Erinnerung kann schmerzhaft, aufwühlend, belastend sein. Erinnerung nach Art
eines öffentlichen Gewissens gilt mitunter als Stachel im Fleisch: Die argentinischen "Mütter der Plaza de Mayo" in Buenos Aires, die bosnischen "Mütter von Srebrenica", der Nazi-Jäger Efraim Zuroff. Vergangen, vergessen? Nein: Die Untaten des 94-jährigen
Österreichers Aribert Heim sind so real wie jene des 63-jährigen Serben Radovan
Karadzic und des 81-jährigen argentinischen Generals Luciano Benjamín Menéndez.
Heim trägt als mörderischer SS-Arzt im KZ Mauthausen das Odium des "Dr. Tod". Karadzic war Kriegstreiber im Bosnien-Krieg, ein Psychiater, der sogar in Gedichten "ethnische Säuberungen" propagierte. Konsequenz: Mord, Gräueltaten, die 8000 Opfer von Srebrenica.
Und General Menéndez: Mitträger des
Staatsterrors während der argentinischen Militärdiktatur
(1976-1983). Brutale Repression, Entführung, Folter, Mord
waren an der Tagesordnung. Menéndez: "Wir werden 50.000 Menschen töten müssen: 25.000 Subversive, 20.000 Sympathisanten,
und 5000 Fehler machen."
Es ist ein Zufall, dass alle drei
gerade jetzt wieder in das Bewusstsein einer breiten Öffentlichkeit
treten. Erstmals gibt es konkrete Hinweise darauf, dass Aribert
Heim - so er noch lebt - nach 46 Jahren auf der Flucht in
einer "Operation Letzte Chance" doch noch gefasst werden könnte. Seit Mittwoch sitzt der 13 Jahre lang untergetauchte
Radovan Karadzic im Gefängnis des Völkermord-Tribunals in
Scheveningen. General Menéndez wurde 30 Jahre "danach" zu lebenslanger Haft verurteilt.
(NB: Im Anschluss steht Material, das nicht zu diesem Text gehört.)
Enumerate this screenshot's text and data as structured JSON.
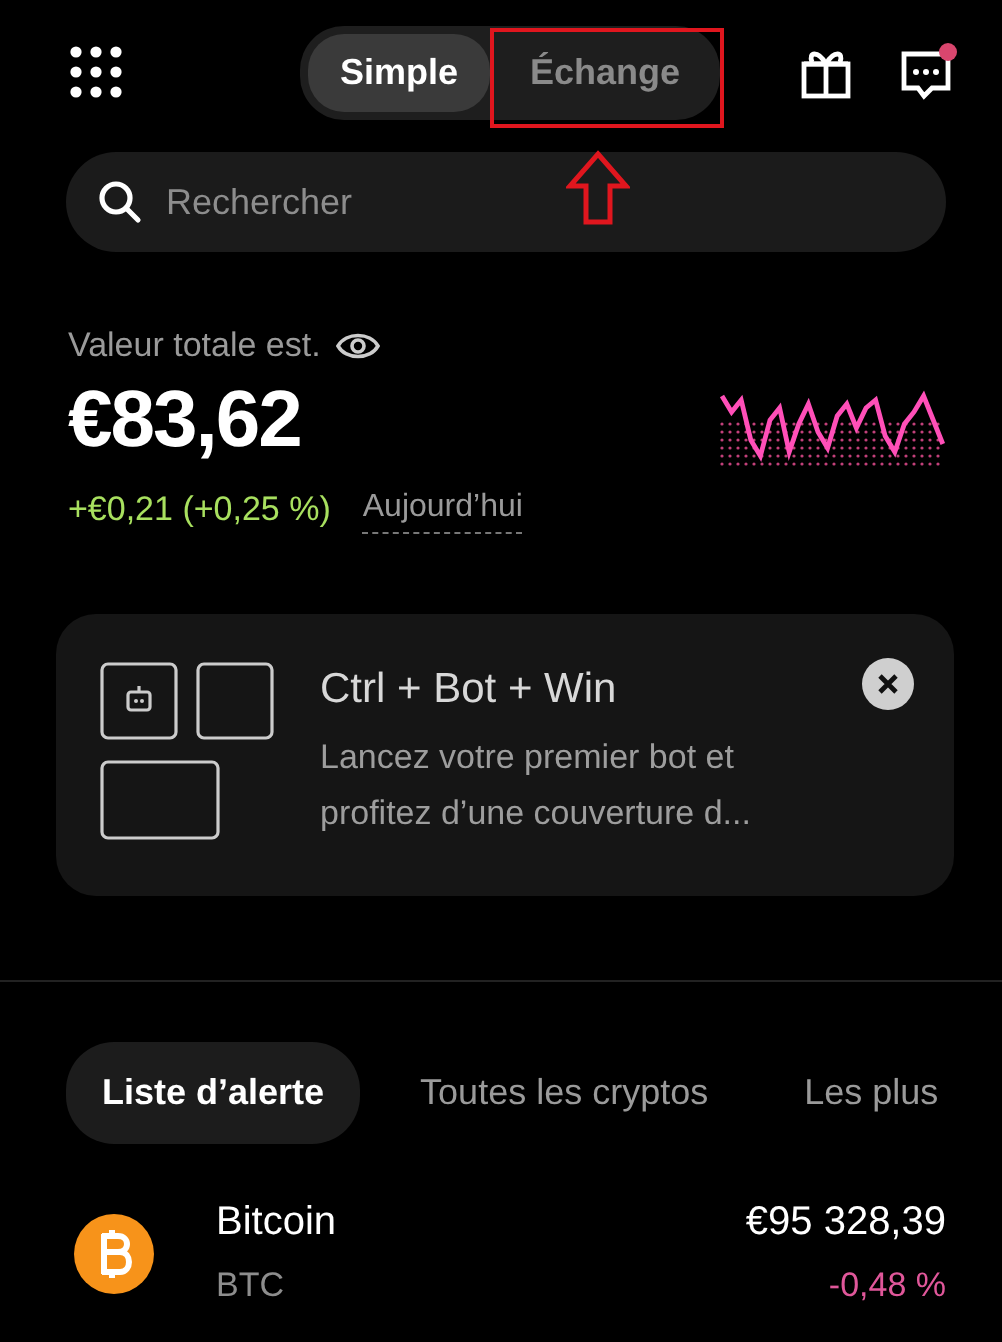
{
  "header": {
    "modes": [
      {
        "label": "Simple",
        "selected": true,
        "highlighted": false
      },
      {
        "label": "Échange",
        "selected": false,
        "highlighted": true
      }
    ],
    "notification_unread": true
  },
  "search": {
    "placeholder": "Rechercher"
  },
  "portfolio": {
    "label": "Valeur totale est.",
    "value": "€83,62",
    "change": "+€0,21 (+0,25 %)",
    "period": "Aujourd’hui"
  },
  "promo": {
    "title": "Ctrl + Bot + Win",
    "text": "Lancez votre premier bot et profitez d’une couverture d..."
  },
  "tabs": [
    {
      "label": "Liste d’alerte",
      "selected": true
    },
    {
      "label": "Toutes les cryptos",
      "selected": false
    },
    {
      "label": "Les plus",
      "selected": false
    }
  ],
  "assets": [
    {
      "name": "Bitcoin",
      "symbol": "BTC",
      "price": "€95 328,39",
      "change": {
        "text": "-0,48 %",
        "color": "#e0579a"
      },
      "color": "#f7931a"
    }
  ]
}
Was verbindet sie? Dass sie sich unglaublich
lange auf Seilschaften verlassen konnten, Kameraden, politische
Zuhälter und auf das Gras, das man nur allzu gern über die
Toten wachsen lässt. Keiner hat je Schuldbewusstsein gezeigt.
"Eine Farce",
soll Karadzic bei seiner Verhaftung gesagt haben. Seine Anhänger
behaupten jetzt "Ressentiments gegen Serbien", "einen Deal" mit der EU, "Verrat". - Verrat am Mitorganisator des Völkermordes? Das wäre so, wie wenn man argumentieren
würde, die grausigen Experimente des "Dr. Tod" an lebenden "Objekten" hätten der Wissenschaft gedient. Menéndez beklagte sich über den "Undank des Volkes", dem die Junta doch eine "neue Ordnung" gegeben habe - mit 20.000 Ermordeten.
Es gibt Leute, die scheuen die Erinnerung: "Alles
schon so lange her, was soll die Verfolgung alter Leute .
. ." Es wäre eine "Farce", eine Posse auf Gerechtigkeit und Humanität, wenn eine Verfolgung "wegen Zeitablaufs" nicht der Mühe für wert befunden würde. Es geht nicht um "Monsterjagd", nicht um Volk und Vaterland, nicht um Ideologie und politische Opportunität,
nicht um vergangene Zeiten, nicht um Alter, sondern um die
Rettung der letzten Würde der Opfer, und sei es nur ihr Andenken.
Einmal muss auch Unmenschen die Stunde
schlagen. Die Zeit relativiert keine Schuld.